Home / Business and Politics / In ten years, the employment rate has risen to 70.7 percent, but we are still at the bottom of the EU

In ten years, the employment rate has risen to 70.7 percent, but we are still at the bottom of the EU

It is often claimed in the public space that Croatia is at the top of the EU rankings in terms of the share of fixed-term employment contracts, with an alleged share of such contracts at the level of 20-25 percent, using the methodology of the Croatian Institute of Pension Insurance (HZMO).

However, internationally comparable data from Eurostat shows that in 2023, the share of fixed-term employment contracts was 9.6 percent in the age group of 15 to 64 years, which is below the EU average of 11.5 percent. Nevertheless, both relevant sources (Eurostat, HZMO) indicate a significant downward trend in such contracts from 2016 to the present, as reported by the Croatian Employers’ Association (HUP) in its weekly analyses. The specificities of the domestic market should also be taken into account in discussions about fixed-term contracts, they add.

Due to the seasonality of the Croatian economy, the high share of tourism (19% of GDP) and trade (24% of GDP), and the need for temporary work, the number of fixed-term contracts increases by 18 percent during the season. Thus, despite the pronounced seasonality of the economy, the number of fixed-term contracts is lower compared to the EU average.

Some companies, typically micro or smaller employers faced with numerous administrative burdens, are delayed in entering changes in the forms for reporting employment relationships when transitioning from fixed-term to indefinite contracts, as indicated by HZMO. Additionally, the increased influx of foreign workers with residence and work permits for one year increases the practice of entering into fixed-term contracts.

HUP questions whether the statistics on fixed-term employment are truly a benchmark for the success of an economy or the quality of a labor market. Namely, the least developed EU members, Bulgaria and Romania, are among the five countries with the lowest share of such contracts, while many more developed economies such as the Netherlands (22.9%), Spain (14.6%), France (13.6%), Finland (13.5%), Italy (12.9%), Sweden (12.7%), and even developmentally similar Poland (12.2%) have a higher share of fixed-term contracts than Croatia.

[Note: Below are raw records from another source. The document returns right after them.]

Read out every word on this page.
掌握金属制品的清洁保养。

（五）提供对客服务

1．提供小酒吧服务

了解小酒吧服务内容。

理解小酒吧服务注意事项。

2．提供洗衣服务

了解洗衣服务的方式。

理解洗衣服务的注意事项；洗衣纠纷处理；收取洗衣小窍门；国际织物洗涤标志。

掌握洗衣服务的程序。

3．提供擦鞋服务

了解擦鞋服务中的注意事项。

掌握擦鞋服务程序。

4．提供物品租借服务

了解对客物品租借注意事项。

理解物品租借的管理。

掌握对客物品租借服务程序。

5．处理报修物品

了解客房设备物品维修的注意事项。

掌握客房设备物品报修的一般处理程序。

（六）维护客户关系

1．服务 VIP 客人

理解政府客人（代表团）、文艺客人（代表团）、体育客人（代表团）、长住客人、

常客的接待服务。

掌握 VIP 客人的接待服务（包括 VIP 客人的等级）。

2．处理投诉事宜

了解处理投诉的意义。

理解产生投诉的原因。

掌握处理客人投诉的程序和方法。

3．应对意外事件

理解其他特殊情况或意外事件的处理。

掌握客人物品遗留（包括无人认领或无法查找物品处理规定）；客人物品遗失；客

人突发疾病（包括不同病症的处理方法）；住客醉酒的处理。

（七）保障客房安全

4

According to our findings, this indicates a greater supply of more flexible forms of employment and a growing number of those who find holding several part-time jobs more lucrative. It would be paradoxical to conclude that Bulgaria and Romania have better protection of workers’ rights, they state in their analyses.

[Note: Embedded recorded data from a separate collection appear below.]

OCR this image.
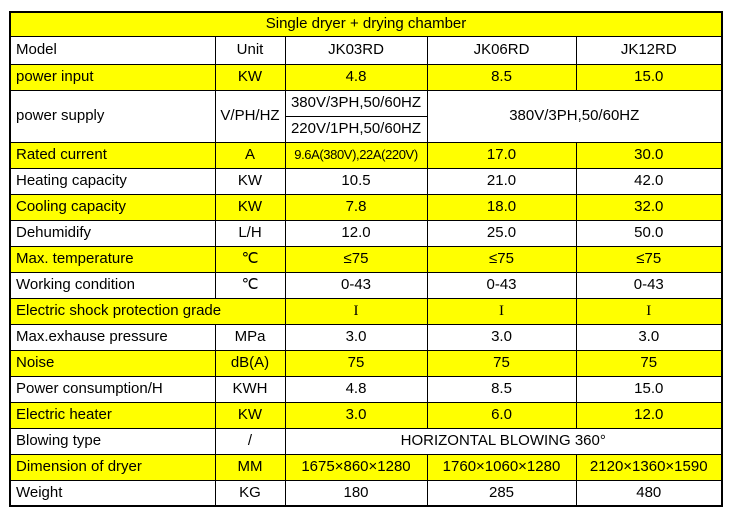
Single dryer + drying chamber				
Model	Unit	JK03RD	JK06RD	JK12RD
power input	KW	4.8	8.5	15.0
power supply	V/PH/HZ	380V/3PH,50/60HZ	380V/3PH,50/60HZ	
		220V/1PH,50/60HZ		
Rated current	A	9.6A(380V),22A(220V)	17.0	30.0
Heating capacity	KW	10.5	21.0	42.0
Cooling capacity	KW	7.8	18.0	32.0
Dehumidify	L/H	12.0	25.0	50.0
Max. temperature	℃	≤75	≤75	≤75
Working condition	℃	0-43	0-43	0-43
Electric shock protection grade		I	I	I
Max.exhause pressure	MPa	3.0	3.0	3.0
Noise	dB(A)	75	75	75
Power consumption/H	KWH	4.8	8.5	15.0
Electric heater	KW	3.0	6.0	12.0
Blowing type	/	HORIZONTAL BLOWING 360°		
Dimension of dryer	MM	1675×860×1280	1760×1060×1280	2120×1360×1590
Weight	KG	180	285	480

Considering that Croatia has already achieved the second largest relative decline in the share of fixed-term contracts after Poland, with a drop of 10 percentage points from 2016 to 2023, and a significantly better score in relation to the goals from the National Recovery and Resilience Plan (NPOO), is it not time to consider a life adjustment of the current provisions of the fixed-term employment contract institute in the Labor Law, which includes limiting fixed-term contracts to a maximum of three consecutive contracts, HUP asks.

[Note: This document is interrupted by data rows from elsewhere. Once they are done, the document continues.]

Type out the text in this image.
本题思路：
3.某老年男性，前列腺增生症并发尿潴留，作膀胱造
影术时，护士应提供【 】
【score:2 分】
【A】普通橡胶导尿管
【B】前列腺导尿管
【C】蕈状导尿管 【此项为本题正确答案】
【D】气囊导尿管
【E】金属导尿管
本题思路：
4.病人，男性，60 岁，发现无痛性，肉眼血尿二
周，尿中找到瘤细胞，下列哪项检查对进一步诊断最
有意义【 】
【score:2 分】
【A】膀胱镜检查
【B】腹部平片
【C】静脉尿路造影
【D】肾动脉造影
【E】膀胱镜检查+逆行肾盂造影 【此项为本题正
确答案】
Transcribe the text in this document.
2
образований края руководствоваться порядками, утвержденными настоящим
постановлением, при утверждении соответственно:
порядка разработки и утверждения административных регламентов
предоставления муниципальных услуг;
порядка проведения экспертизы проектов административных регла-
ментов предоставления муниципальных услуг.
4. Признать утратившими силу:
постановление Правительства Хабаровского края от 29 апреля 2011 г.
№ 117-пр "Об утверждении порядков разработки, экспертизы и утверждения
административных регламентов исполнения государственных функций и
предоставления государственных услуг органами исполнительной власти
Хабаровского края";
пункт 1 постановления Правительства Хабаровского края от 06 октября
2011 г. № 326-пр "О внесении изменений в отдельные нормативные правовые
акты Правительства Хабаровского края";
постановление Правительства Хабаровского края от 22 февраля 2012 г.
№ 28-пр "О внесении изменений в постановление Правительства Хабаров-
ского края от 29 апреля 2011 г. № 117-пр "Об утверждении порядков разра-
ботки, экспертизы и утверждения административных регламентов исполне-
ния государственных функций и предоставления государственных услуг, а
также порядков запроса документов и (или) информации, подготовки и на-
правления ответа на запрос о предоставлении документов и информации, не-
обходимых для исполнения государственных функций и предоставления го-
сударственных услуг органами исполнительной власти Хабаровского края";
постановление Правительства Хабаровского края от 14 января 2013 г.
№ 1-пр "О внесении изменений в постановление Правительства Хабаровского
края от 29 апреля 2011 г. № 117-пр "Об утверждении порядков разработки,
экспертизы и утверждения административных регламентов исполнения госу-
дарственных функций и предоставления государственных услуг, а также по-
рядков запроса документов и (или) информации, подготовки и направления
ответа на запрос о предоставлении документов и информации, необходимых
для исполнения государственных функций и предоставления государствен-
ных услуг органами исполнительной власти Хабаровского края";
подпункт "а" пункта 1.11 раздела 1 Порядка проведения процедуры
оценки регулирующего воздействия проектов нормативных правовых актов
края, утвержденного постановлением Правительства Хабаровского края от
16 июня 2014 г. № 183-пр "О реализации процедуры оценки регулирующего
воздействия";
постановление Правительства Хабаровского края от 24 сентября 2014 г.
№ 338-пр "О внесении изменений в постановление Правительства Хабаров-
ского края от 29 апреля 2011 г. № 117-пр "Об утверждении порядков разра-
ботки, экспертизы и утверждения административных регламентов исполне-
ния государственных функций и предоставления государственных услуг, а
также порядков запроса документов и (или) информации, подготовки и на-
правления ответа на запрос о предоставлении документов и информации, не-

The goal of the Labor Law must be a higher employment rate

Legal restrictions should focus on isolated and rare cases where consecutive fixed-term contracts are excessively and unjustifiably used, rather than limiting all employers and workers who occasionally enter into fixed-term contracts due to the nature of the work (e.g., project occupations, professional services, tourism). We believe that the inclusion of ‘objective reasons’ in all fixed-term employment contracts is an excessive limitation and that at least the first fixed-term contracts should be exempt from such obligations. Moreover, the legislator does not specify who is authorized to interpret ‘objective reasons’ except for courts in case of disputes, which poses an unacceptable legal risk, HUP writes in its weekly analyses.

HUP has also proposed that exceptions to the duration of fixed-term employment contracts be extended to all projects, including those financed from private sources, not just those co-financed from EU funds. Private business investments strengthen the competitiveness of companies, and according to the share of business investments, Croatia has deviated in recent years both in relation to the EU-27 average and in relation to the average of structurally similar economies in the CEE region. Ignoring this proposal is in conflict with the state-proclaimed encouragement of private investments with incentives for such projects defined by the Investment Promotion Act, and it leads to discrimination against investment projects based on the source of financing.

– Given the objective risk of slowing productivity growth following the withdrawal of EU funds (2.9 billion euros or 53 percent withdrawn from the total grant envelope of 5.5 billion euros) from 2025 onwards, especially from 2027, and the expected faster growth of unit labor costs compared to the EU in the coming years, the focus of economic policy makers must be on enhancing the attractiveness of our economy for private investments, say the Croatian Employers’ Association.

In their statement, they add that they advocate for a modern Labor Law aimed at protecting workers (i.e., strengthening employment opportunities and chances) rather than job security, promoting flexible forms of employment, simpler regulations, and the abolition of protective clauses. The ultimate goal must be to increase the employment rate. Indeed, despite a decade of growth during which the employment rate rose to 70.7% in 2023, we have been surpassed by Spain, and only Romania, Greece, and Italy have a lower employment rate in the EU than Croatia.

Considering the increase in the employment rate of 13.5 percentage points from 2013 to 2023, an increase of 4 percentage points to the EU average is likely not uncertain, but the next increase in the employment rate of 12 percentage points to the level of the TOP 5 EU members (an average of 82.3% in 2023) will require the implementation of best practices for labor market flexibility along with aligning educational curricula with labor market needs (especially in new ‘industries’) and targeted immigration, they conclude.